The fashion industry could become 80 per cent circular by 2030
Conversations around fashion have also become synonymous with conversations around sustainability. While fashion, of course, would like to be more eco-conscious, the pathway to that isn’t overnight. Many companies have implemented progress plans to get their supply chains and products to be mostly sustainable within the next five to ten years.
There’s still the question of how do you have sustainability and growth? A recent report by Global Fashion Agenda revealed that the fashion industry can be 80 percent sustainable by 2030 with increased investment in existing recycling technologies and infrastructures.
Currently, the fashion industry is on track to overshoot its 1.5-degree pathway target almost twofold, with emissions of 2.1 billion tons of CO2 equivalents in 2030, compared to the 1.1 billion tons required to stay on the pathway. Ways to reduce these emissions include scaling circularity, adopting circular design principles, extending the use-life of products and materials, and ensuring post-life that components break down and are reused or recycled into future items.
Recycling happens for less than 1 percent of textile waste into new fibers or clothing. Textile recycling is one big part of the circulatory picture that can get the fashion industry to be 80 percent sustainable by 2030. The issue is these recycling technologies would need to be fully scaled to get to that 80 percent goal. Technologies to deliver recycling across color cotton, cellulosics, synthetic fabrics, and solutions for blended fibers are all burgeoning.
The big challenge is providing conditions for scaling, which include collection and sorting infrastructure, and investment in the recycling sector to scale up capacity.

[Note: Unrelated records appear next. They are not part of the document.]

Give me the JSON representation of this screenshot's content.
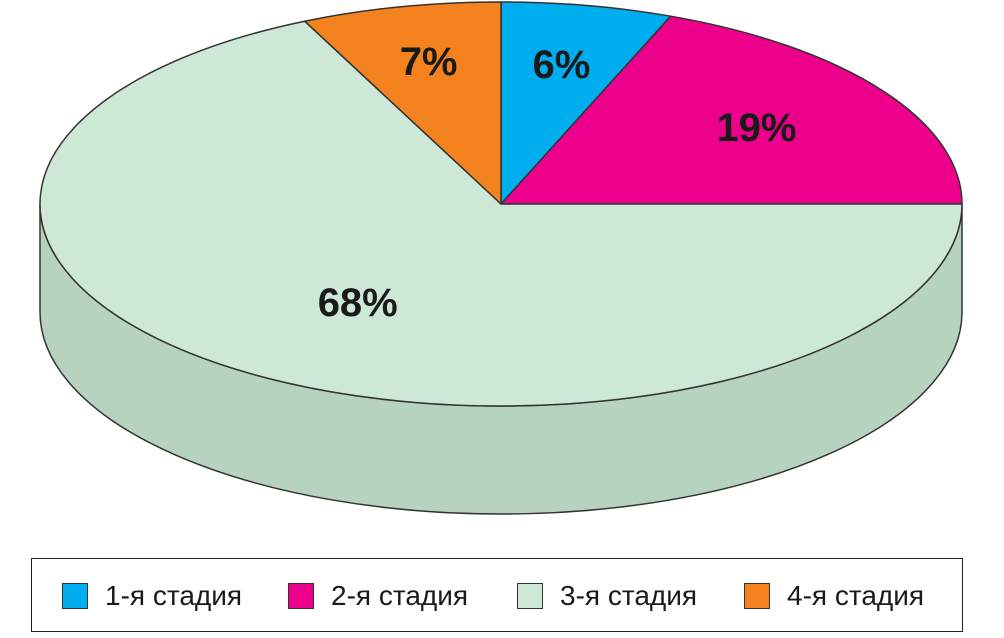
{
  "chart_data": {
    "type": "pie",
    "three_d": true,
    "title": "",
    "categories": [
      "1-я стадия",
      "2-я стадия",
      "3-я стадия",
      "4-я стадия"
    ],
    "values": [
      6,
      19,
      68,
      7
    ],
    "labels": [
      "6%",
      "19%",
      "68%",
      "7%"
    ],
    "colors": [
      "#00aeef",
      "#ec008c",
      "#cde8d7",
      "#f4821f"
    ],
    "side_colors": [
      "#0096cc",
      "#c4007a",
      "#b5d3bf",
      "#d66d12"
    ],
    "edge_color": "#333333",
    "start_angle_deg": -90,
    "direction": "clockwise",
    "legend": {
      "placement": "bottom",
      "entries": [
        "1-я стадия",
        "2-я стадия",
        "3-я стадия",
        "4-я стадия"
      ]
    }
  }
}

The informal waste management sector also needs regulation and formalization. Moving from downcycling to recycling will greatly aid the fashion industry toward sustainability.
Manufacturing facilities often incinerate cotton waste for energy. The fashion industry needs to move away from this, and access to affordable, clean alternative fuels needs to be developed to shift incentives toward recycling and away from incineration. Bangladesh, one of the largest manufacturers of apparel, will need infrastructure investment and policy reform to achieve this.
Recycling capacity is also still very small in many manufacturing markets. The good news is that the post-industrial textile waste offers volumes of quality, consistent textile feedstock, making it more recyclable than post-use waste. To attract investment to scale this capacity, investors and recycles need greater transparency that this feedstock exists and can be reliably channeled toward recycling.
Global Fashion Agenda found that there are three key components beyond post-production recycling that are a priority for pre-completive action, including standardized consumer labeling, infrastructure for collection and shorting, and shared logistics.
In addition, there also needs to be a reduction in the use of virgin materials. Material production contributes 40 percent of greenhouse gas emissions, with oil-consuming textiles the biggest contributor. While the technology to guide the fashion industry toward a more sustainable future is there, the infrastructure needs to be put in place.
Transitioning to a circular economy is a win-win for both fashion and the environment. Progress is slow but steady.